- Born: 19 January 1938 Dundee Scotland
- Died: 24 August 2000 (aged 62)
- Branch: Women's Royal Army Corps
- Rank: Brigadier
- Education: University of St Andrews

= Helen Meechie =

British general

Helen Guild Meechie CBE (19 January 1938 - 24 August 2000) was a British Army officer who was Director of the Women's Royal Army Corps and became the highest ranking woman in the British Army as a brigadier.

== Early life ==

Meechie was born in Dundee, and attended the Morgan Academy, and the University of St Andrews, earning an MA in modern languages. Subsequently, she gained a teaching diploma from Dundee College of Education, after which she decided to join the Army's graduate entry scheme, and was commissioned into the Women's Royal Army Corps (WRAC) in 1960, at age 22.

== Career ==
Meechie moved through the ranks, obtaining notable milestones. She was the first woman to graduate from Royal Military Academy Sandhurst, the first woman to attend both the National Defence College, and Royal College of Defence Studies, promoted to the rank of lieutenant-colonel.

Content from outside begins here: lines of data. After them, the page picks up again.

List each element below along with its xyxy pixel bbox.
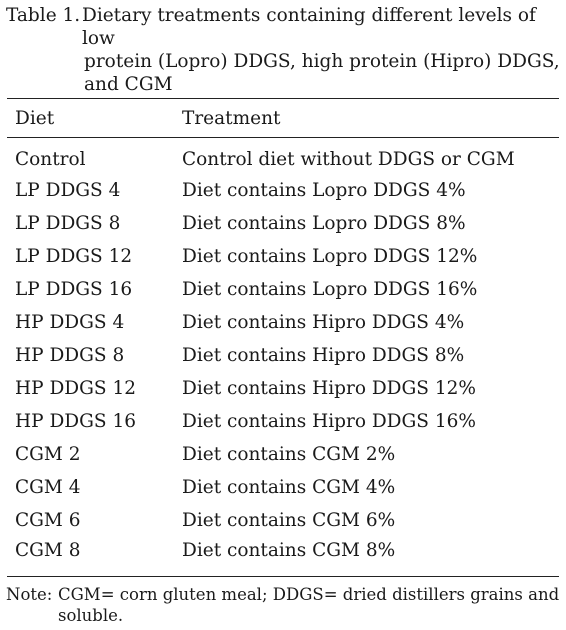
caption-line-2: protein (Lopro) DDGS, high protein (Hipr… bbox=[84, 51, 560, 72]
cell-diet: CGM 2 bbox=[15, 444, 81, 465]
table-row: CGM 2 Diet contains CGM 2% bbox=[7, 438, 559, 471]
diet-treatment-table: Diet Treatment Control Control diet with… bbox=[7, 98, 559, 577]
cell-diet: CGM 4 bbox=[15, 477, 81, 498]
cell-diet: LP DDGS 4 bbox=[15, 180, 121, 201]
cell-treatment: Diet contains Hipro DDGS 8% bbox=[182, 345, 465, 366]
caption-line-3: and CGM bbox=[84, 74, 173, 95]
table-row: HP DDGS 8 Diet contains Hipro DDGS 8% bbox=[7, 339, 559, 372]
cell-diet: HP DDGS 12 bbox=[15, 378, 136, 399]
cell-treatment: Diet contains CGM 6% bbox=[182, 510, 396, 531]
cell-diet: CGM 6 bbox=[15, 510, 81, 531]
cell-diet: HP DDGS 16 bbox=[15, 411, 136, 432]
cell-diet: CGM 8 bbox=[15, 540, 81, 561]
cell-diet: LP DDGS 16 bbox=[15, 279, 133, 300]
table-row: HP DDGS 12 Diet contains Hipro DDGS 12% bbox=[7, 372, 559, 405]
table-caption: Table 1. Dietary treatments containing d… bbox=[6, 4, 562, 96]
cell-treatment: Diet contains CGM 4% bbox=[182, 477, 396, 498]
cell-treatment: Diet contains CGM 2% bbox=[182, 444, 396, 465]
cell-treatment: Diet contains Lopro DDGS 12% bbox=[182, 246, 478, 267]
table-row: CGM 8 Diet contains CGM 8% bbox=[7, 537, 559, 577]
caption-line-1: Dietary treatments containing different … bbox=[81, 5, 536, 49]
cell-treatment: Diet contains Lopro DDGS 8% bbox=[182, 213, 466, 234]
table-row: HP DDGS 4 Diet contains Hipro DDGS 4% bbox=[7, 306, 559, 339]
cell-diet: HP DDGS 4 bbox=[15, 312, 125, 333]
header-treatment: Treatment bbox=[182, 107, 281, 129]
table-note: Note: CGM= corn gluten meal; DDGS= dried … bbox=[6, 584, 562, 626]
table-row: LP DDGS 4 Diet contains Lopro DDGS 4% bbox=[7, 174, 559, 207]
cell-diet: LP DDGS 12 bbox=[15, 246, 133, 267]
cell-diet: Control bbox=[15, 148, 86, 170]
table-row: Control Control diet without DDGS or CGM bbox=[7, 138, 559, 175]
table-row: HP DDGS 16 Diet contains Hipro DDGS 16% bbox=[7, 405, 559, 438]
note-prefix: Note: bbox=[6, 585, 53, 604]
table-row: LP DDGS 8 Diet contains Lopro DDGS 8% bbox=[7, 207, 559, 240]
cell-diet: HP DDGS 8 bbox=[15, 345, 125, 366]
cell-treatment: Diet contains Hipro DDGS 16% bbox=[182, 411, 476, 432]
cell-treatment: Diet contains CGM 8% bbox=[182, 540, 396, 561]
table-header-row: Diet Treatment bbox=[7, 98, 559, 138]
cell-treatment: Diet contains Hipro DDGS 12% bbox=[182, 378, 476, 399]
table-row: CGM 6 Diet contains CGM 6% bbox=[7, 504, 559, 537]
table-row: CGM 4 Diet contains CGM 4% bbox=[7, 471, 559, 504]
table-row: LP DDGS 12 Diet contains Lopro DDGS 12% bbox=[7, 240, 559, 273]
note-line-1: CGM= corn gluten meal; DDGS= dried disti… bbox=[58, 585, 560, 604]
cell-treatment: Diet contains Lopro DDGS 4% bbox=[182, 180, 466, 201]
caption-label: Table 1. bbox=[6, 5, 81, 26]
cell-treatment: Diet contains Lopro DDGS 16% bbox=[182, 279, 478, 300]
table-row: LP DDGS 16 Diet contains Lopro DDGS 16% bbox=[7, 273, 559, 306]
cell-treatment: Control diet without DDGS or CGM bbox=[182, 148, 515, 170]
cell-treatment: Diet contains Hipro DDGS 4% bbox=[182, 312, 465, 333]
cell-diet: LP DDGS 8 bbox=[15, 213, 121, 234]
note-line-2: soluble. bbox=[58, 606, 124, 625]
header-diet: Diet bbox=[15, 107, 55, 129]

She was posted in Britain, Cyprus and Hong Kong from 1961 to 1976. She served three years in personnel at the Ministry of Defence, before being appointed Commander WRAC Army of the Rhine, near the Berlin Wall.

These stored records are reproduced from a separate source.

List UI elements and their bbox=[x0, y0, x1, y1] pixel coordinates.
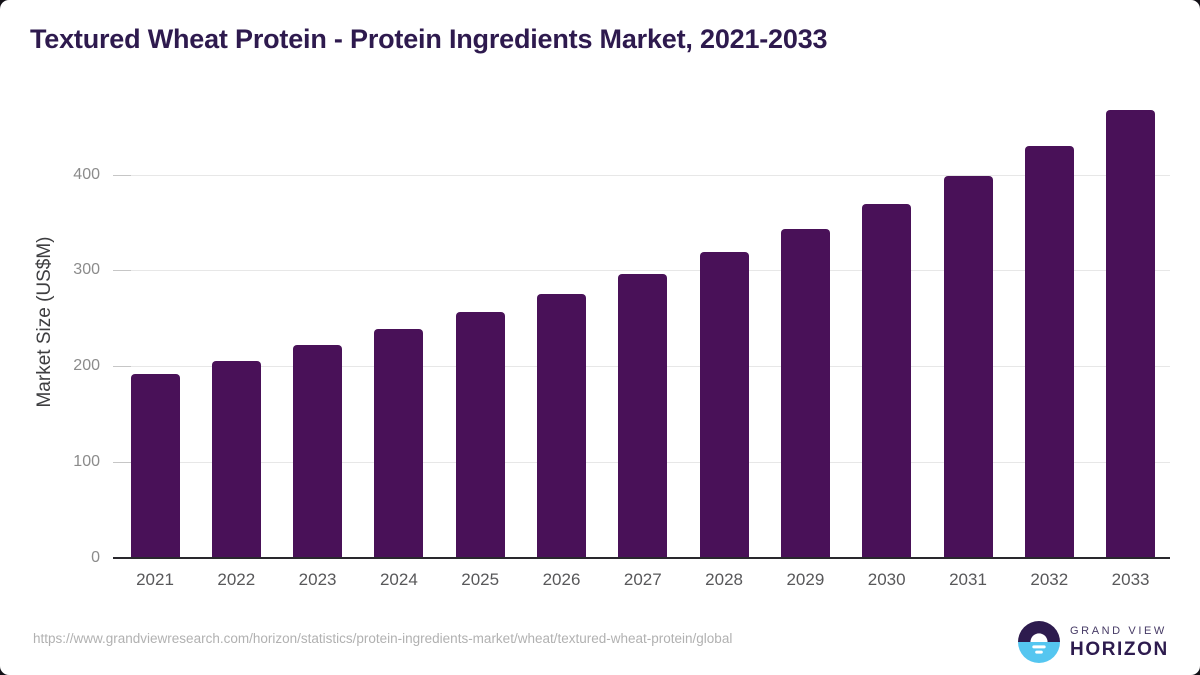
chart-title: Textured Wheat Protein - Protein Ingredi… bbox=[30, 24, 828, 54]
y-tick-label-400: 400 bbox=[73, 165, 100, 183]
x-tick-label-2028: 2028 bbox=[705, 570, 743, 589]
x-tick-label-2029: 2029 bbox=[786, 570, 825, 589]
y-tick-label-100: 100 bbox=[73, 453, 100, 471]
y-tick-label-0: 0 bbox=[91, 549, 100, 566]
bar-2024 bbox=[374, 328, 424, 558]
plot-area bbox=[113, 95, 1170, 559]
brand-name-top: GRAND VIEW bbox=[1070, 624, 1167, 637]
brand-logo-text: GRAND VIEW HORIZON bbox=[1070, 625, 1169, 660]
x-tick-label-2031: 2031 bbox=[949, 570, 987, 589]
y-tick-mark-400 bbox=[113, 174, 131, 176]
y-tick-mark-300 bbox=[113, 270, 131, 272]
bar-2022 bbox=[211, 360, 261, 558]
y-tick-label-200: 200 bbox=[73, 357, 100, 375]
x-tick-label-2026: 2026 bbox=[542, 570, 581, 589]
x-tick-label-2024: 2024 bbox=[379, 570, 418, 589]
bar-2028 bbox=[699, 252, 749, 558]
bar-2026 bbox=[537, 294, 586, 558]
grand-view-horizon-logo-icon bbox=[1018, 621, 1060, 663]
gridline-300 bbox=[113, 270, 1170, 272]
x-axis-line bbox=[113, 557, 1170, 559]
bar-2029 bbox=[780, 229, 830, 558]
bar-2027 bbox=[618, 274, 668, 558]
bar-2033 bbox=[1106, 110, 1156, 558]
x-tick-label-2033: 2033 bbox=[1111, 570, 1150, 589]
x-tick-label-2023: 2023 bbox=[298, 570, 337, 589]
brand-name-bottom: HORIZON bbox=[1070, 638, 1169, 660]
brand-logo: GRAND VIEW HORIZON bbox=[1018, 621, 1169, 663]
bar-2021 bbox=[130, 373, 180, 558]
source-url-text: https://www.grandviewresearch.com/horizo… bbox=[33, 631, 733, 646]
bar-2023 bbox=[293, 345, 343, 558]
x-tick-label-2022: 2022 bbox=[217, 570, 256, 589]
x-tick-label-2027: 2027 bbox=[623, 570, 662, 589]
x-tick-label-2021: 2021 bbox=[136, 570, 174, 589]
gridline-400 bbox=[113, 174, 1170, 176]
x-tick-label-2030: 2030 bbox=[867, 570, 906, 589]
y-tick-mark-200 bbox=[113, 366, 131, 368]
x-tick-label-2025: 2025 bbox=[461, 570, 500, 589]
bar-2030 bbox=[862, 204, 912, 558]
bar-2031 bbox=[943, 176, 993, 558]
y-tick-mark-100 bbox=[113, 462, 131, 464]
x-tick-label-2032: 2032 bbox=[1030, 570, 1069, 589]
bar-2025 bbox=[455, 311, 505, 558]
y-tick-label-300: 300 bbox=[73, 261, 100, 279]
bar-2032 bbox=[1024, 145, 1074, 558]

In 1982 she was appointed Director of the WRAC, the top job for a woman in the British Army, and made an Honorary Aide to the Queen. In 1986 she retired from the WRAC, and was awarded a CBE. She also received an honorary doctorate from Dundee University, and was made an honorary colonel of Tayforth UOTC, which trains officer cadets from several universities in the east of Scotland. Subsequently, she returned to the Royal College of Defence Studies as Deputy Director-General of Personnel Services, retiring from the Army in 1991.

After retirement, she was involved in the WRAC Association, serving as vice-president and chair. She was made a Freeman of the City of London, and an enthusiastic golfer, set up the WRAC Golf Society.